In 2012, Rebel Sport dropped the word "sport" from its name and adopted a new logo and black and yellow branding.

=== Defunct store formats ===

==== Amart Sports ====
Amart was a big format sports store headquartered in Queensland.

Archer Capital acquired Amart Sports in 2004.

In 2017, the Amart Sports brand was discontinued and merged into the Rebel Sport brand. The merger was designed to allow a focus on a single sporting goods brand and reduce costs.

==== Rowe & Jarman ====
Archer Capital also merged its acquisitions of South Australian-based Rowe & Jarman, smaller format stores doing business in Western Australia, South Australia, Northern Territory, Victoria and Tasmania to complement Amart Sports. Rowe & Jarman became known as Amart Sports.

==Brands==
Rebel stocks a number of well known international brands, including Nike, Asics, Adidas, Puma and Under Armour.

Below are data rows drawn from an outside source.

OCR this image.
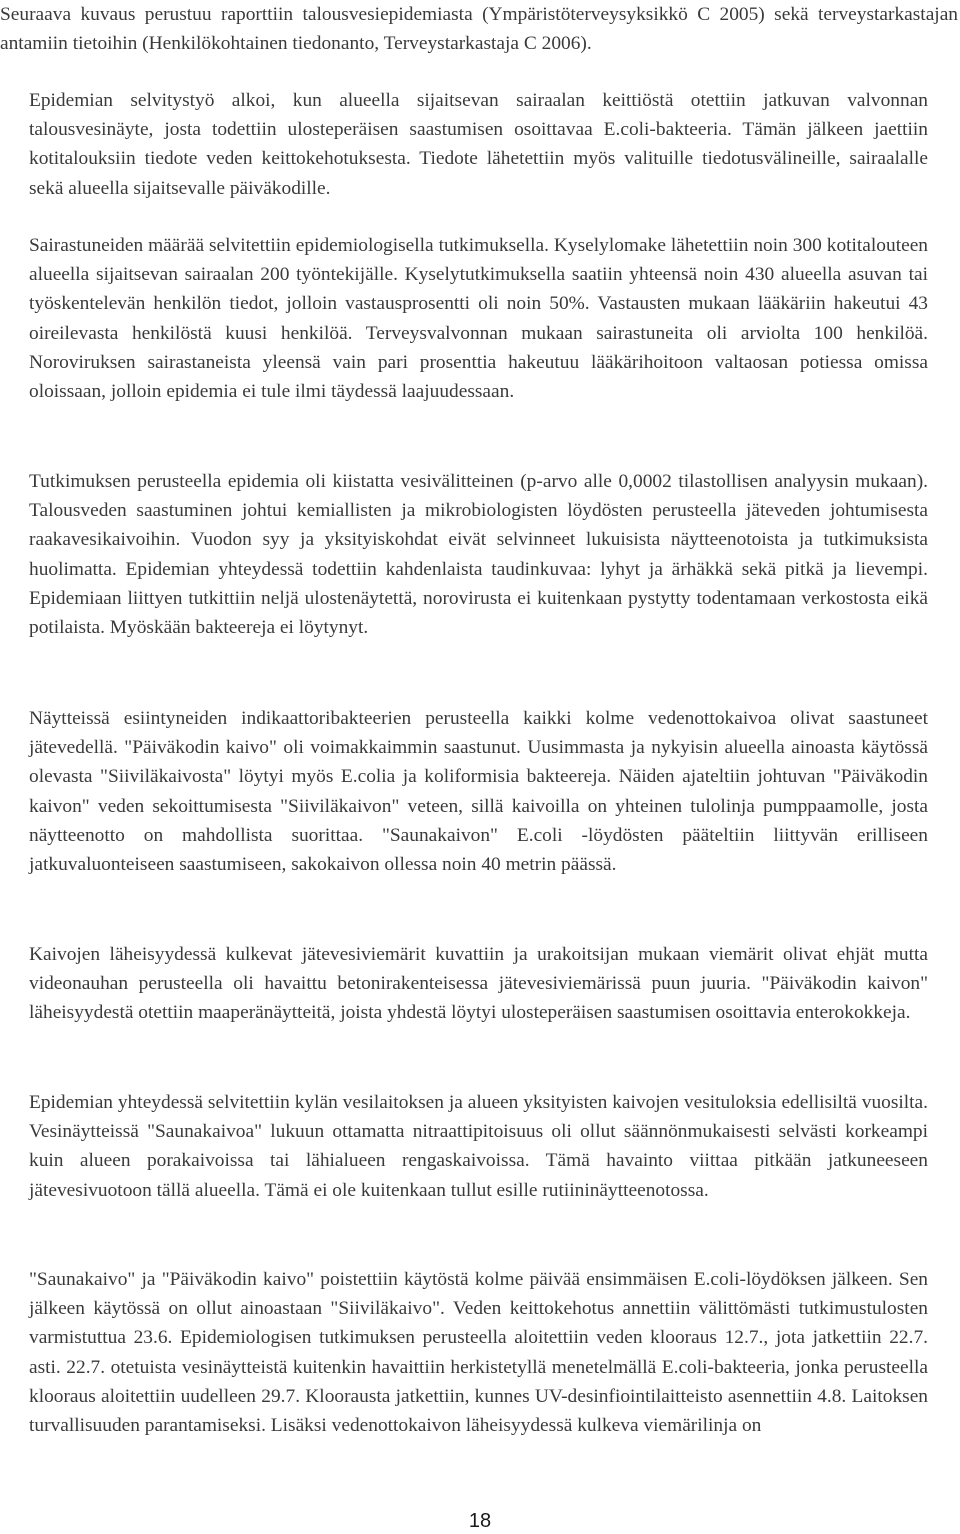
Seuraava kuvaus perustuu raporttiin talousvesiepidemiasta (Ympäristöterveysyksikkö C 2005) sekä terveystarkastajan antamiin tietoihin (Henkilökohtainen tiedonanto, Terveystarkastaja C 2006).

Epidemian selvitystyö alkoi, kun alueella sijaitsevan sairaalan keittiöstä otettiin jatkuvan valvonnan talousvesinäyte, josta todettiin ulosteperäisen saastumisen osoittavaa E.coli-bakteeria. Tämän jälkeen jaettiin kotitalouksiin tiedote veden keittokehotuksesta. Tiedote lähetettiin myös valituille tiedotusvälineille, sairaalalle sekä alueella sijaitsevalle päiväkodille.

Sairastuneiden määrää selvitettiin epidemiologisella tutkimuksella. Kyselylomake lähetettiin noin 300 kotitalouteen alueella sijaitsevan sairaalan 200 työntekijälle. Kyselytutkimuksella saatiin yhteensä noin 430 alueella asuvan tai työskentelevän henkilön tiedot, jolloin vastausprosentti oli noin 50%. Vastausten mukaan lääkäriin hakeutui 43 oireilevasta henkilöstä kuusi henkilöä. Terveysvalvonnan mukaan sairastuneita oli arviolta 100 henkilöä. Noroviruksen sairastaneista yleensä vain pari prosenttia hakeutuu lääkärihoitoon valtaosan potiessa omissa oloissaan, jolloin epidemia ei tule ilmi täydessä laajuudessaan.

Tutkimuksen perusteella epidemia oli kiistatta vesivälitteinen (p-arvo alle 0,0002 tilastollisen analyysin mukaan). Talousveden saastuminen johtui kemiallisten ja mikrobiologisten löydösten perusteella jäteveden johtumisesta raakavesikaivoihin. Vuodon syy ja yksityiskohdat eivät selvinneet lukuisista näytteenotoista ja tutkimuksista huolimatta. Epidemian yhteydessä todettiin kahdenlaista taudinkuvaa: lyhyt ja ärhäkkä sekä pitkä ja lievempi. Epidemiaan liittyen tutkittiin neljä ulostenäytettä, norovirusta ei kuitenkaan pystytty todentamaan verkostosta eikä potilaista. Myöskään bakteereja ei löytynyt.

Näytteissä esiintyneiden indikaattoribakteerien perusteella kaikki kolme vedenottokaivoa olivat saastuneet jätevedellä. "Päiväkodin kaivo" oli voimakkaimmin saastunut. Uusimmasta ja nykyisin alueella ainoasta käytössä olevasta "Siiviläkaivosta" löytyi myös E.colia ja koliformisia bakteereja. Näiden ajateltiin johtuvan "Päiväkodin kaivon" veden sekoittumisesta "Siiviläkaivon" veteen, sillä kaivoilla on yhteinen tulolinja pumppaamolle, josta näytteenotto on mahdollista suorittaa. "Saunakaivon" E.coli -löydösten pääteltiin liittyvän erilliseen jatkuvaluonteiseen saastumiseen, sakokaivon ollessa noin 40 metrin päässä.

Kaivojen läheisyydessä kulkevat jätevesiviemärit kuvattiin ja urakoitsijan mukaan viemärit olivat ehjät mutta videonauhan perusteella oli havaittu betonirakenteisessa jätevesiviemärissä puun juuria. "Päiväkodin kaivon" läheisyydestä otettiin maaperänäytteitä, joista yhdestä löytyi ulosteperäisen saastumisen osoittavia enterokokkeja.

Epidemian yhteydessä selvitettiin kylän vesilaitoksen ja alueen yksityisten kaivojen vesituloksia edellisiltä vuosilta. Vesinäytteissä "Saunakaivoa" lukuun ottamatta nitraattipitoisuus oli ollut säännönmukaisesti selvästi korkeampi kuin alueen porakaivoissa tai lähialueen rengaskaivoissa. Tämä havainto viittaa pitkään jatkuneeseen jätevesivuotoon tällä alueella. Tämä ei ole kuitenkaan tullut esille rutiininäytteenotossa.

"Saunakaivo" ja "Päiväkodin kaivo" poistettiin käytöstä kolme päivää ensimmäisen E.coli-löydöksen jälkeen. Sen jälkeen käytössä on ollut ainoastaan "Siiviläkaivo". Veden keittokehotus annettiin välittömästi tutkimustulosten varmistuttua 23.6. Epidemiologisen tutkimuksen perusteella aloitettiin veden klooraus 12.7., jota jatkettiin 22.7. asti. 22.7. otetuista vesinäytteistä kuitenkin havaittiin herkistetyllä menetelmällä E.coli-bakteeria, jonka perusteella klooraus aloitettiin uudelleen 29.7. Kloorausta jatkettiin, kunnes UV-desinfiointilaitteisto asennettiin 4.8. Laitoksen turvallisuuden parantamiseksi. Lisäksi vedenottokaivon läheisyydessä kulkeva viemärilinja on

18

Ell & Voo is an activewear brand owned by Rebel.

==Sponsorship==
On 25 November 2015, Rebel signed on as Women's Big Bash League's naming rights sponsor and also become the official online retail store of Cricket Australia. Rebel sponsored the Rebel Sport Masters, a Tier 2 golf tournament on the Australasian PGA Tour held in January 2018 at Wainui Golf Club, Wainui, New Zealand.

==Controversy==
Former CEO Anthony Heraghty lied about an affair he had with a subordinate. This cost the company 30 million.